論文不正の調査委員長がねつ造の常習者だったというのだから、理研という組織が腐りきったそれだということを立証したようなものだ。筆者が拙Blogにて繰り返すとおり、小保方もクロだが理研もクロなのだ。理研を舞台とした小保方劇場は、これでますます先の読めないドロ沼状態に陥った。
 
小保方問題で後れを取る日本のマスメディア
 
石井の論文不正がネットからの指摘であったように、そもそも小保方論文不正問題の「報道」については、ネットがマスメディアに先行していた。小保方の学位論文、海外の科学専門雑誌に掲載されたSTAP論文について、コピペ、画像の切り貼り等を指摘したのはネットから発信されたものだ。また、「STAP細胞」そのものに疑義を発したのもネットからだった。

日本のマスメディア(新聞・TV・雑誌)はまるで不正を見抜けなかった。ネットが不正を発信していたにもかかわらず、日本のマスメディアは理研の広報戦略にのせられ、小保方を「リケジョ」ともてはやし、その割烹着姿を嬉々として垂れ流していたわけだ。
 
だからいまだに小保方擁護、「STAP細胞実在」を声高に叫んでいるのが、日本のマスメディア、とりわけ、TVなのだ。自分たちが論文不正に気付かず、まんまと理研に騙されていた愚かさを帳消しにしてくれるのは、「STAP細胞が存在すること」だからだ。それさえ存在してくれれば、自分たちのバカさが消えるという論理構成だ。小保方は正しかった、だから俺たちの報道姿勢に誤りはなかった、と納得したいのだ。一方、雑誌メディアは、小保方の論文不正発覚後、得意の下半身報道に舵を切り替えた。小保方と笹井芳樹の不倫報道に基軸を取り、そのことで販売部数増を図った。
 
小保方論文不正問題の核心を外す日本のマスメディア
 
日本のマスメディアは、論文不正が発覚したのちも、小保方問題が内包している2つのポイントを敢えて外して報道しているように思える。2つのポイントとは、
  1. 論文不正というルール違反、科学者倫理の逸脱について、それを批判する姿勢をもつのかもたないのか
  2. 理研という巨大組織の腐敗を批判するのかしないのか
日本のマスメディアが、衆人にとっていかにも明確なこの2つのポイントを敢えて避けようとしているのは、ネットが論文不正に係る報道を先行させた悔しさからだけではない。もう一つは、理研のボスがノーベル賞受賞者であること、いわゆる「ノーベル賞タブー」だ。

小保方・理研批判は安倍「成長戦略」のまやかしの批判
 
日本のマスメディアがこの問題の核心を敢えて外す理由は、彼らの自己正当化や理研のボスに対する忖度だけではない。理研が、安倍政権が進める「成長戦略」と不可分の関係にあることだ。安倍政権の広報部隊である日本のマスメディアは、小保方も理研も本気で批判報道できない。
 
なぜならば、STAP細胞論文が発表された背景には、安倍が掲げた「成長戦略」があるからだ。安倍の「成長戦略」を「実体化」する象徴的分野が再生医療だ。「成長戦略」では再生医療が国を挙げた重点投資の目玉になっている。「STAP細胞」はだれにもわかりやすい再生医療分野だ。第二に、「成長戦略」が掲げる「女性の活用」だ。小保方は「女性の活用」を象徴するまさに「看板娘」というわけだ。第三が理研を予算額が大きい「特定国立研究開発法人」に指定することだ。
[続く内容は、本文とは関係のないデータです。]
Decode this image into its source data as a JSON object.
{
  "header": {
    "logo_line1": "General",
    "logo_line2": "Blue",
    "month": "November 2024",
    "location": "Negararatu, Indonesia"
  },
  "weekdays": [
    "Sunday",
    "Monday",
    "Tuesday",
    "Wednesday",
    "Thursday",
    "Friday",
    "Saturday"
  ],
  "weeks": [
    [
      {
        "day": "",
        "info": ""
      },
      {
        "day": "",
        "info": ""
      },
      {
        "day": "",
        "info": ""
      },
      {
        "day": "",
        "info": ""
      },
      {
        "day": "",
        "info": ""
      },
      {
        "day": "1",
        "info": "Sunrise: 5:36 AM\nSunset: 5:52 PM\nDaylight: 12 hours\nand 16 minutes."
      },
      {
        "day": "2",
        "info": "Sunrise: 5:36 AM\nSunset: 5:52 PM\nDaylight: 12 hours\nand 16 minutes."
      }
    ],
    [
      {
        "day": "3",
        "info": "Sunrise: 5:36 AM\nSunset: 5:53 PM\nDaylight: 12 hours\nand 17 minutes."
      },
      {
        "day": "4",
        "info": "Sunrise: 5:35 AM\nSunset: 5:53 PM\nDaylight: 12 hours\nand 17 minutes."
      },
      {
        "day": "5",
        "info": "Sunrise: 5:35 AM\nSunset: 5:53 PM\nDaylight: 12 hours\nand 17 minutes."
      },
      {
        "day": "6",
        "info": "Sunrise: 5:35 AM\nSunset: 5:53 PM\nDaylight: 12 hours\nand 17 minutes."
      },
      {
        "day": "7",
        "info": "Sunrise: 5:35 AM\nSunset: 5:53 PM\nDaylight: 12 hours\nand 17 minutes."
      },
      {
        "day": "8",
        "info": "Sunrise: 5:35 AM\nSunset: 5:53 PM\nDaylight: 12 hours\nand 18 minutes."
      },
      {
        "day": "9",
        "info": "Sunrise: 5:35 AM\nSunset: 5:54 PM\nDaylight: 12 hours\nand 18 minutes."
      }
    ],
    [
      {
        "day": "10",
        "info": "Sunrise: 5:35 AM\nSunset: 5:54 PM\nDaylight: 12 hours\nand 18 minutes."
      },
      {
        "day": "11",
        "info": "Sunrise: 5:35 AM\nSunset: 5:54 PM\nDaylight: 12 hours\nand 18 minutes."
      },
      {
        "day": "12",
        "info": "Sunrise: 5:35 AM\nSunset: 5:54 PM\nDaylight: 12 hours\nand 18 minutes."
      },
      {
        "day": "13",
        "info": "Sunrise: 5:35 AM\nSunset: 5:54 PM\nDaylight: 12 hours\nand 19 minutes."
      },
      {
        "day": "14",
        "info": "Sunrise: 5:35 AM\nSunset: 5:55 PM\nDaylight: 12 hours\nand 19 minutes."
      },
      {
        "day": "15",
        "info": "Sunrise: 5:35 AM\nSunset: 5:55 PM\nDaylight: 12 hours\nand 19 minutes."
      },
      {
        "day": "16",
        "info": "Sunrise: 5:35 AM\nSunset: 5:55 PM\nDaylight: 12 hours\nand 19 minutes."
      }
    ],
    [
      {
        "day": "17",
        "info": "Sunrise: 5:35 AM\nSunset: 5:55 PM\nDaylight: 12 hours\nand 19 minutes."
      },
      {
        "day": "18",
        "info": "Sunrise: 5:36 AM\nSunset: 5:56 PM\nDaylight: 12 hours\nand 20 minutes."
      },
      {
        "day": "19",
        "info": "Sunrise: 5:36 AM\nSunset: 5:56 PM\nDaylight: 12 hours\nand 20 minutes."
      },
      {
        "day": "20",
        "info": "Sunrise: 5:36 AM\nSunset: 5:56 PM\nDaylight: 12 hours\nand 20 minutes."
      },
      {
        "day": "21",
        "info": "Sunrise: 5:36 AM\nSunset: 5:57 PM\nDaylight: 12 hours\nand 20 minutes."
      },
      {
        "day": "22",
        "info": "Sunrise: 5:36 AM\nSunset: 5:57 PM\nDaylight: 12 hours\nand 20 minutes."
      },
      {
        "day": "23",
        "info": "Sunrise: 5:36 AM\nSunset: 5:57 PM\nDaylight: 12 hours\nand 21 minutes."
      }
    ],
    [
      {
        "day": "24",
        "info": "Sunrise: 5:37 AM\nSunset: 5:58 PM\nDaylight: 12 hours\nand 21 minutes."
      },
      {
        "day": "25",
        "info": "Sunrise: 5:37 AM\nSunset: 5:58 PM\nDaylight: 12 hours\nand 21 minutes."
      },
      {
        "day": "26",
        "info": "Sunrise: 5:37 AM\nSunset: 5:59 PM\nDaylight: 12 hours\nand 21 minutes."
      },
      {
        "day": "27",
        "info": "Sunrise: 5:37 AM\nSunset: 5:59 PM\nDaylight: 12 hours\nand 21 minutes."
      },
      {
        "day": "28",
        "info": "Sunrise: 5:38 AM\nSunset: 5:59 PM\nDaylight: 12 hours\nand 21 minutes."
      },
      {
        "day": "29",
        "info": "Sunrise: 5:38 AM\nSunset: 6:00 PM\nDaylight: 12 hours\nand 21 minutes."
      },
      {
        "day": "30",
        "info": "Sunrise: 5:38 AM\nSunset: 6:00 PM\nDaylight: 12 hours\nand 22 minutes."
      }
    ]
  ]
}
(以上の指摘は、Blog「世に倦む日日」から引用した。)
 
われわれはもはや、ネットに期待するしかない
 
[安倍の「成長戦略」-理研-STAP細胞-小保方晴子]の虚構の構造は、論文不正で一気に瓦解した。安倍の「成長戦略」をシンボライズするはずだった理研及び小保方は、論文不正で挫折すると同時に、その内部腐敗が次々と明るみに晒されてきた。だが、日本のマスメディアはその核心に目をつぶり続ける。日本のマスメディア、TV・新聞の現場は科学に暗く、雑誌が得意なのは下半身報道、そしてそのどちらの幹部も安倍政権の圧力に縛られて手も足も出ない。われわれはもはや、ネットに期待するしかないのである。